Walles und ihre Kollegen haben den Automaten darauf ausgerichtet, beide Zelltypen zu unterscheiden, automatisch getrennt aus der Hautprobe zu isolieren und zu kultivieren. Die nun erzeugten Haut-Fibroblasten werden von der Maschine in eine Biomatrix eingebettet und bilden damit die Unterlage für die neuen Oberhautzellen (Keratinozyten), die darauf ausgesät werden. Auf diese Weise entsteht ein mehrschichtiges Hautstück, sehr ähnlich dem natürlichen Muster.

Virenfreie Haut

Der komplexe Produktionsprozess ist begleitet von ständigen Kontrollen, die ebenfalls ohne direkten Kontakt mit den Proben, also nicht invasiv erfolgen. Dies vermindert die Gefahr der Kontamination vor allem mit Viren.

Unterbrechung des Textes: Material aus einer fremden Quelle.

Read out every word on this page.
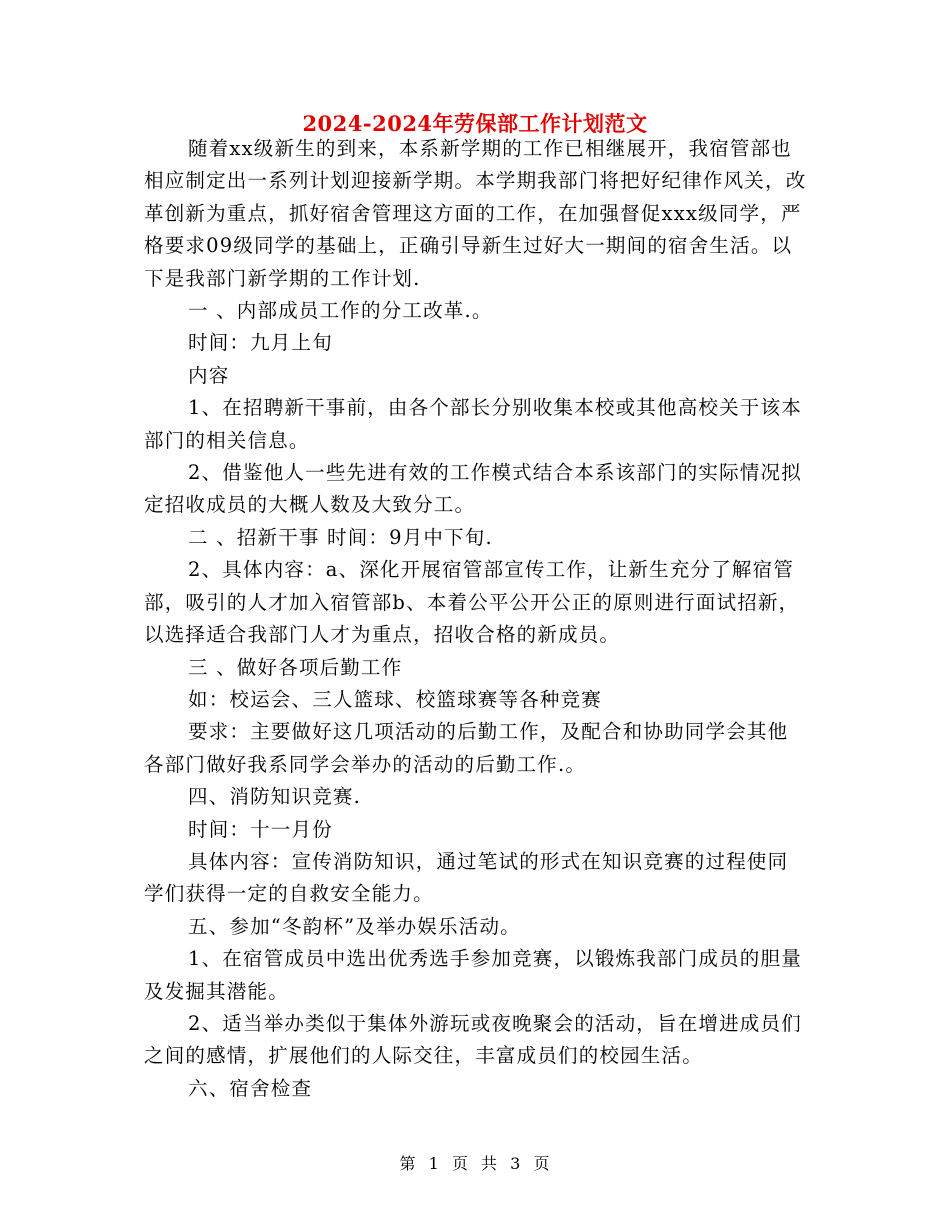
2024-2024年劳保部工作计划范文

随着xx级新生的到来，本系新学期的工作已相继展开，我宿管部也相应制定出一系列计划迎接新学期。本学期我部门将把好纪律作风关，改革创新为重点，抓好宿舍管理这方面的工作，在加强督促xxx级同学，严格要求09级同学的基础上，正确引导新生过好大一期间的宿舍生活。以下是我部门新学期的工作计划.

一 、内部成员工作的分工改革.。

时间：九月上旬

内容

1、在招聘新干事前，由各个部长分别收集本校或其他高校关于该本部门的相关信息。

2、借鉴他人一些先进有效的工作模式结合本系该部门的实际情况拟定招收成员的大概人数及大致分工。

二 、招新干事 时间：9月中下旬.

2、具体内容：a、深化开展宿管部宣传工作，让新生充分了解宿管部，吸引的人才加入宿管部b、本着公平公开公正的原则进行面试招新，以选择适合我部门人才为重点，招收合格的新成员。

三 、做好各项后勤工作

如：校运会、三人篮球、校篮球赛等各种竞赛

要求：主要做好这几项活动的后勤工作，及配合和协助同学会其他各部门做好我系同学会举办的活动的后勤工作.。

四、消防知识竞赛.

时间：十一月份

具体内容：宣传消防知识，通过笔试的形式在知识竞赛的过程使同学们获得一定的自救安全能力。

五、参加“冬韵杯”及举办娱乐活动。

1、在宿管成员中选出优秀选手参加竞赛，以锻炼我部门成员的胆量及发掘其潜能。

2、适当举办类似于集体外游玩或夜晚聚会的活动，旨在增进成员们之间的感情，扩展他们的人际交往，丰富成员们的校园生活。

六、宿舍检查

第 1 页 共 3 页
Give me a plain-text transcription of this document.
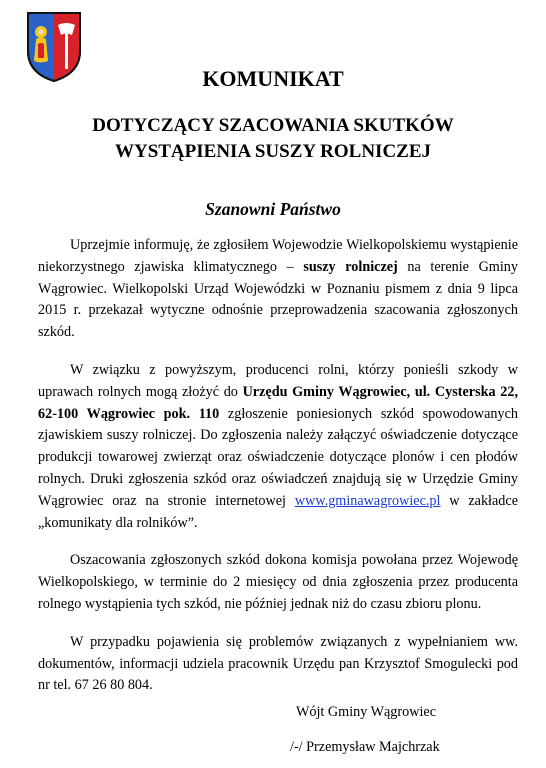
KOMUNIKAT
DOTYCZĄCY SZACOWANIA SKUTKÓW
WYSTĄPIENIA SUSZY ROLNICZEJ
Szanowni Państwo

Uprzejmie informuję, że zgłosiłem Wojewodzie Wielkopolskiemu wystąpienie niekorzystnego zjawiska klimatycznego – suszy rolniczej na terenie Gminy Wągrowiec. Wielkopolski Urząd Wojewódzki w Poznaniu pismem z dnia 9 lipca 2015 r. przekazał wytyczne odnośnie przeprowadzenia szacowania zgłoszonych szkód.

W związku z powyższym, producenci rolni, którzy ponieśli szkody w uprawach rolnych mogą złożyć do Urzędu Gminy Wągrowiec, ul. Cysterska 22, 62-100 Wągrowiec pok. 110 zgłoszenie poniesionych szkód spowodowanych zjawiskiem suszy rolniczej. Do zgłoszenia należy załączyć oświadczenie dotyczące produkcji towarowej zwierząt oraz oświadczenie dotyczące plonów i cen płodów rolnych. Druki zgłoszenia szkód oraz oświadczeń znajdują się w Urzędzie Gminy Wągrowiec oraz na stronie internetowej www.gminawagrowiec.pl w zakładce „komunikaty dla rolników”.

Oszacowania zgłoszonych szkód dokona komisja powołana przez Wojewodę Wielkopolskiego, w terminie do 2 miesięcy od dnia zgłoszenia przez producenta rolnego wystąpienia tych szkód, nie później jednak niż do czasu zbioru plonu.

W przypadku pojawienia się problemów związanych z wypełnianiem ww. dokumentów, informacji udziela pracownik Urzędu pan Krzysztof Smogulecki pod nr tel. 67 26 80 804.

Wójt Gminy Wągrowiec
/-/ Przemysław Majchrzak
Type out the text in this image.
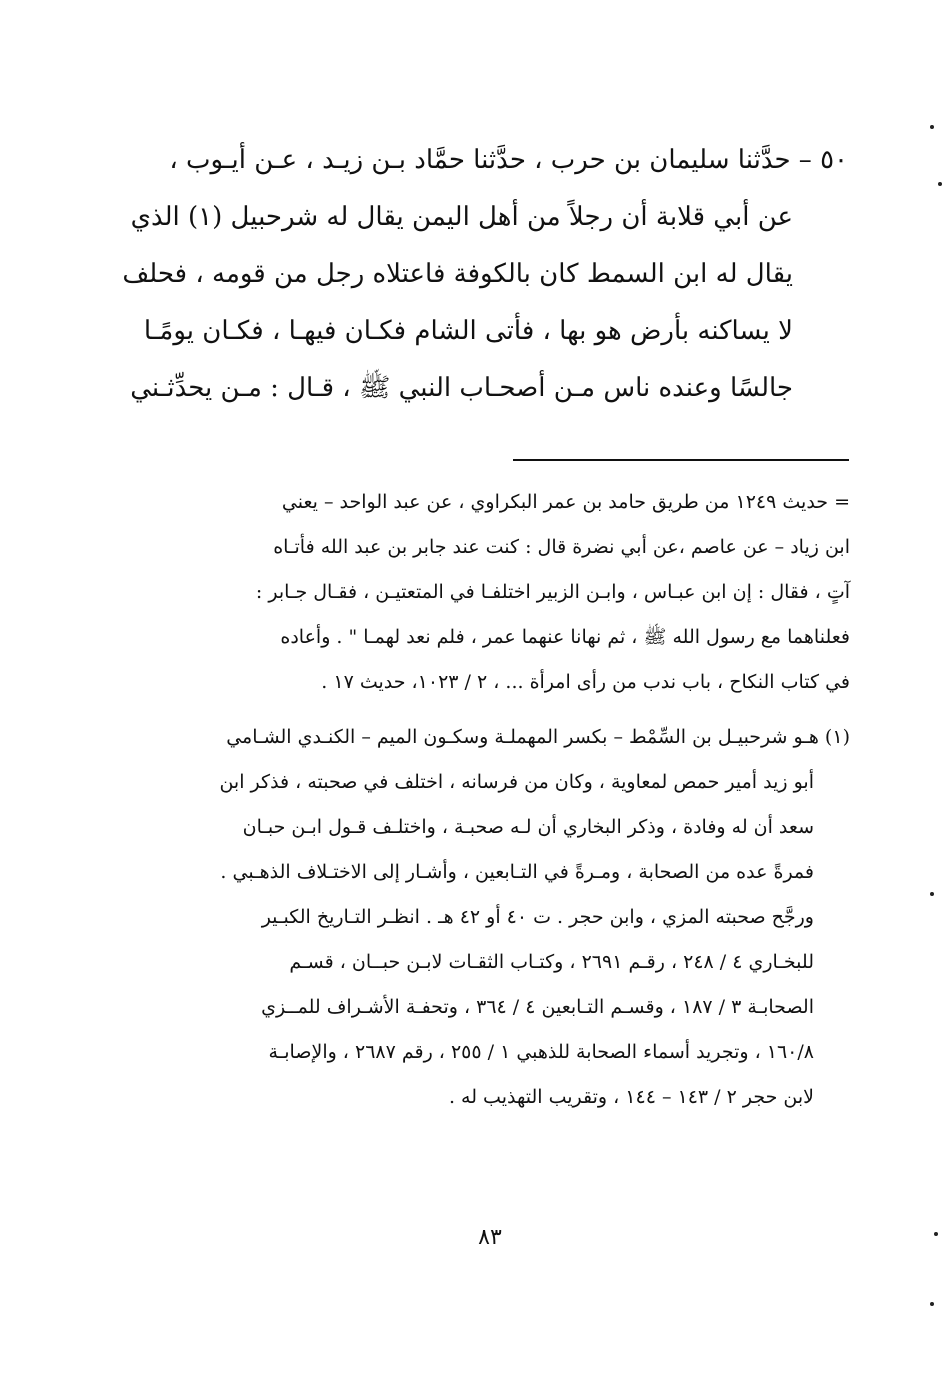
٥٠ – حدَّثنا سليمان بن حرب ، حدَّثنا حمَّاد بـن زيـد ، عـن أيـوب ،
عن أبي قلابة أن رجلاً من أهل اليمن يقال له شرحبيل (١) الذي
يقال له ابن السمط كان بالكوفة فاعتلاه رجل من قومه ، فحلف
لا يساكنه بأرض هو بها ، فأتى الشام فكـان فيهـا ، فكـان يومًـا
جالسًا وعنده ناس مـن أصحـاب النبي ﷺ ، قـال : مـن يحدِّثـني
= حديث ١٢٤٩ من طريق حامد بن عمر البكراوي ، عن عبد الواحد – يعني
ابن زياد – عن عاصم ،عن أبي نضرة قال : كنت عند جابر بن عبد الله فأتـاه
آتٍ ، فقال : إن ابن عبـاس ، وابـن الزبير اختلفـا في المتعتيـن ، فقـال جـابر :
فعلناهما مع رسول الله ﷺ ، ثم نهانا عنهما عمر ، فلم نعد لهمـا " . وأعاده
في كتاب النكاح ، باب ندب من رأى امرأة ... ، ٢ / ١٠٢٣، حديث ١٧ .
(١) هـو شرحبيـل بن السِّمْط – بكسر المهملـة وسكـون الميم – الكنـدي الشـامي
أبو زيد أمير حمص لمعاوية ، وكان من فرسانه ، اختلف في صحبته ، فذكر ابن
سعد أن له وفادة ، وذكر البخاري أن لـه صحبـة ، واختلـف قـول ابـن حبـان
فمرةً عده من الصحابة ، ومـرةً في التـابعين ، وأشـار إلى الاختـلاف الذهـبي .
ورجَّح صحبته المزي ، وابن حجر . ت ٤٠ أو ٤٢ هـ . انظـر التـاريخ الكبـير
للبخـاري ٤ / ٢٤٨ ، رقـم ٢٦٩١ ، وكتـاب الثقـات لابـن حبــان ، قسـم
الصحابـة ٣ / ١٨٧ ، وقسـم التـابعين ٤ / ٣٦٤ ، وتحفـة الأشـراف للمــزي
١٦٠/٨ ، وتجريد أسماء الصحابة للذهبي ١ / ٢٥٥ ، رقم ٢٦٨٧ ، والإصابـة
لابن حجر ٢ / ١٤٣ – ١٤٤ ، وتقريب التهذيب له .
٨٣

Doch wozu braucht man 5000 Hautproben pro Monat? Die Anlage ist eigentlich entwickelt worden, um den grossen Bedarf der pharmazeutischen, chemischen und kosmetischen Industrie an Hautproben zu decken. Sie testen damit zum Beispiel die toxikologische Verträglichkeit neuer Produkte. Auf Tierversuche kann dadurch verzichtet werden. Die Stuttgarter können sogar verschiedene Hauttypen produzieren, sei es Frauen- oder Männerhaut oder getrennt nach Fototypen. «Ein Engländer hat zum Beispiel Fototyp 1, ein Nigerianer Fototyp 5», erläutert Walles. Je nach Hauttyp sind die Reaktionen auf Chemikalien in Kombination mit Sonneneinstrahlung verschieden.

Knorpel aus Kniegelenk

Heike Walles kann sich vorstellen, dass grosse Spitäler solche Gewebeproduktionsanlagen in Zukunft kaufen, um vor Ort und ohne lange Transportwege die benötigten Gewebetransplantate für ihre Patienten herzustellen. Das können Hautzellen sein, aber auch Knorpelzellen für die Orthopädie und Unfallchirurgie. Der Herstellungsprozess ist ganz ähnlich: An gesunden Knorpelstellen, etwa einem Kniegelenk, werden kleine Proben entnommen und in die «Fabrik» gegeben. Dort werden diese klein gehackt, die Zellen isoliert, vermehrt und zu einem dreidimensionalen Konstrukt aufgebaut. «Die Knorpelherstellung ist sogar noch einfacher als die Hautproduktion, weil wir es nur mit einem Zelltyp zu tun haben», sagt Walles.

Am Fraunhofer-Institut entwickelt man zudem Darm-, Leber- und Luftröhrenmodelle für pharmakologische und toxikologische Untersuchungen. Womöglich wird man künftig sogar ohne Gewebeproben vom Menschen auskommen. Dann nämlich, wenn es gelingt, Stammzellen so zu programmieren, dass aus ihnen spezialisierte Haut- oder Knorpelzellen werden.